Deep, noisy, exaggerated breathing, which has taken hold in recent yoga and meditation practice, is actually counter-productive. Big deep, heavy breaths, by reducing carbon dioxide levels, take oxygen away from our brain and other organs. To be sure, deep breathing is sometimes necessary for our very survival, such as when we are in “fight or flight” mode and forced to run away from danger. So, when our mouth-breathing ancestors were being chased by a big hungry tiger, they had plenty of oxygen to keep their muscles pumped. Even though their deep breathing was reducing their carbon dioxide levels, their intense physical activity was building up carbon dioxide levels through metabolism, which more than made up for it.

Modern-day stress no longer involves running away from wild animals. Today’s stress is brought about by hectic lifestyles and routine day-to-day situations that are inherently stressful Nevertheless, our stress response in our “primitive” bodies remains unchanged.

Let’s take a common example. Most students find testing to be stressful, and they often exhibit our hard-wired physiological responses to stress, such as breathing more heavily. Students can have a psychological response to stress even though they are staying perfectly seated and haven’t moved a muscle. In this case, unlike our ancestors’ encounters with tigers, there is no associated physical activity that increases the carbon dioxide levels in our lungs. Instead, this stress causes a major deficit of carbon dioxide, which reduces the amount of oxygen to the brain at the precise moment when we need more of it to optimize its higher-level functions. Deep breathing from stress hijacks the brain. It impairs recall and memory, and causes students to underperform. One simple way students can improve their exam performance by controlling their breathing. Breathe less, and you’ll remember more!

The same stress response holds true for adults. Adults may not be taking any more formal tests, but life itself can seem like one giant test from all of our work and family demands.

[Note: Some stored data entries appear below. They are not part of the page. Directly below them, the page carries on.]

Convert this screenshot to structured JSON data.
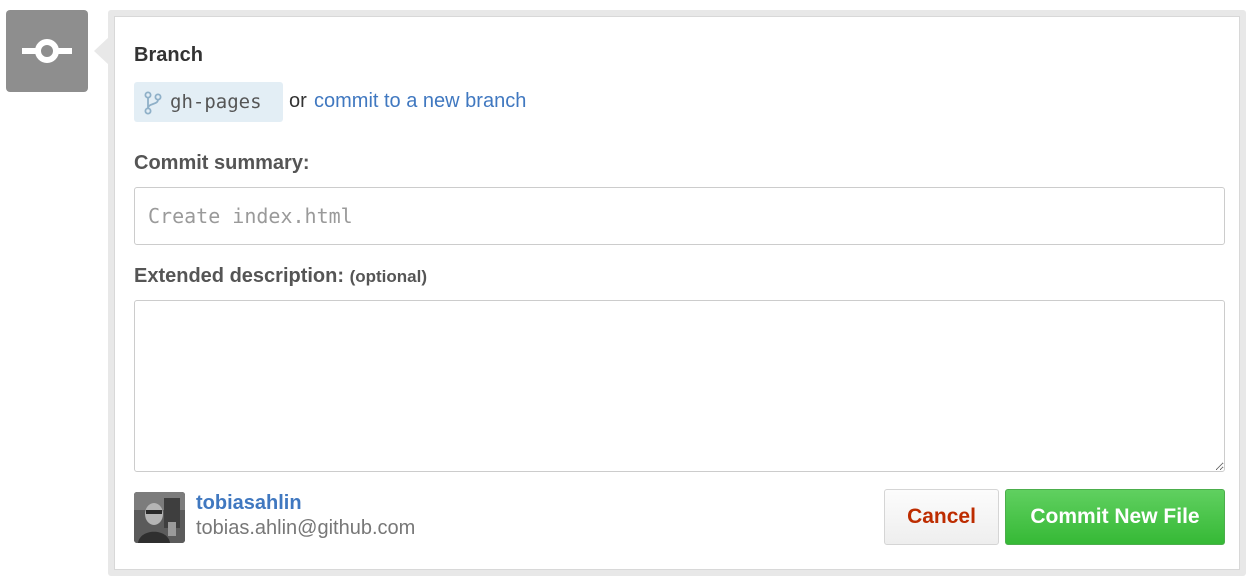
{
  "branch": {
    "heading": "Branch",
    "current_branch": "gh-pages",
    "or_text": "or",
    "new_branch_link": "commit to a new branch"
  },
  "commit_summary": {
    "label": "Commit summary:",
    "placeholder": "Create index.html",
    "value": ""
  },
  "extended_description": {
    "label": "Extended description:",
    "optional_label": "(optional)",
    "value": ""
  },
  "author": {
    "username": "tobiasahlin",
    "email": "tobias.ahlin@github.com"
  },
  "actions": {
    "cancel_label": "Cancel",
    "commit_label": "Commit New File"
  },
  "icons": {
    "commit": "git-commit-icon",
    "branch": "git-branch-icon",
    "resize": "resize-handle-icon"
  },
  "colors": {
    "link": "#4078c0",
    "cancel_text": "#bd2c00",
    "commit_button": "#3cbf3c",
    "commit_icon_bg": "#8e8e8e",
    "branch_pill_bg": "#e3eef5"
  }
}
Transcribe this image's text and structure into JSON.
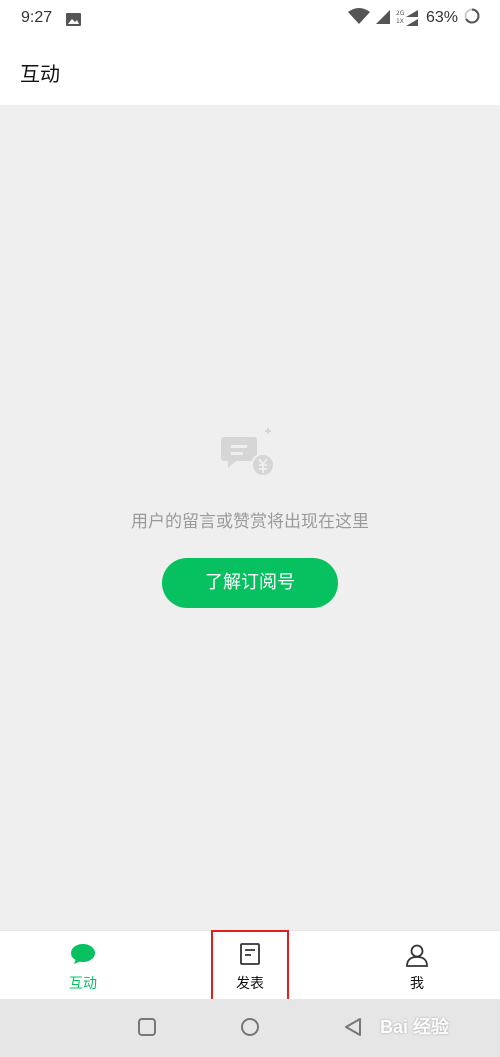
{
  "status_bar": {
    "time": "9:27",
    "battery_percent": "63%",
    "signal_labels": [
      "2G",
      "1X"
    ]
  },
  "header": {
    "title": "互动"
  },
  "empty_state": {
    "message": "用户的留言或赞赏将出现在这里",
    "button_label": "了解订阅号",
    "icon": "comment-reward-icon"
  },
  "tabbar": {
    "tabs": [
      {
        "label": "互动",
        "icon": "chat-bubble-icon",
        "active": true
      },
      {
        "label": "发表",
        "icon": "document-icon",
        "active": false
      },
      {
        "label": "我",
        "icon": "person-icon",
        "active": false
      }
    ]
  },
  "system_nav": {
    "buttons": [
      "recents-icon",
      "home-icon",
      "back-icon"
    ]
  },
  "watermark": {
    "text": "Bai  经验"
  },
  "colors": {
    "accent": "#07c160",
    "background": "#efefef",
    "highlight": "#e02020"
  }
}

Today, too many of us live in a constant state of unhealthy stress, breathing unhealthily with constant hyperventilation. Unhealthy breathing adversely affects one’s physical and mental health, and for those with pre-existing respiratory conditions, this  just compounds and exacerbates the issues.

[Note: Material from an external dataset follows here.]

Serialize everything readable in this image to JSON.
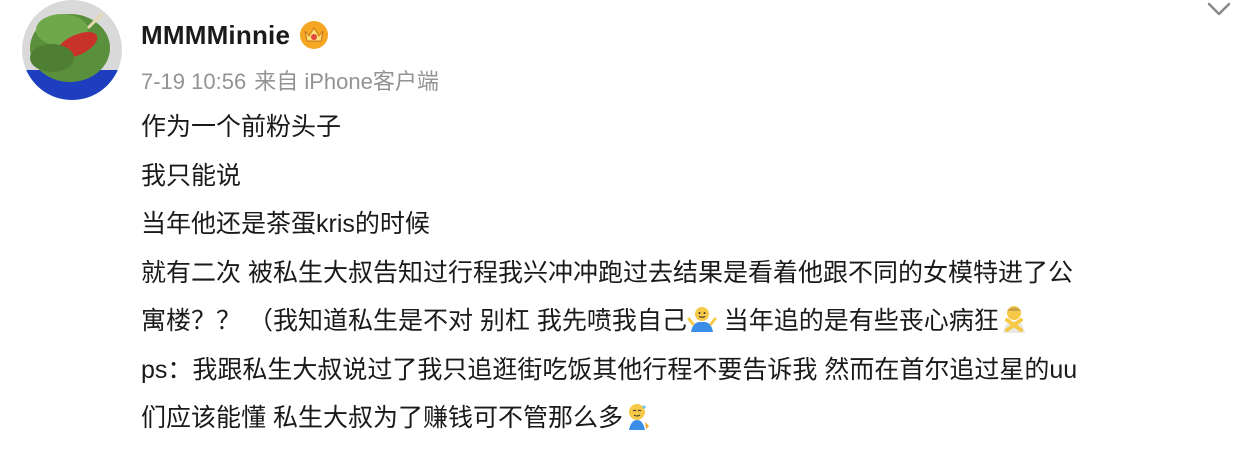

What’s the solution? For starters, we need to adjust our lifestyle and outlook on life in a way that supports healthy breathing. From my own experience, I can tell you that this journey, although sometimes difficult, is well worth it. Changes may be slow and incremental. It doesn’t happen in a day. I make use of positive affirmations, always reminding myself that I have plenty of time, that everything is okay, and that real emergencies are far and few between. Also, I schedule my day more realistically; move more slowly, and take time to calm down when things get hectic, as they inevitably do. My lifestyle adjustments has facilitated relaxed, reduced breathing. The best news of all is that breathing and lifestyle adjustments are a positive loop. Each encourages and promotes the other.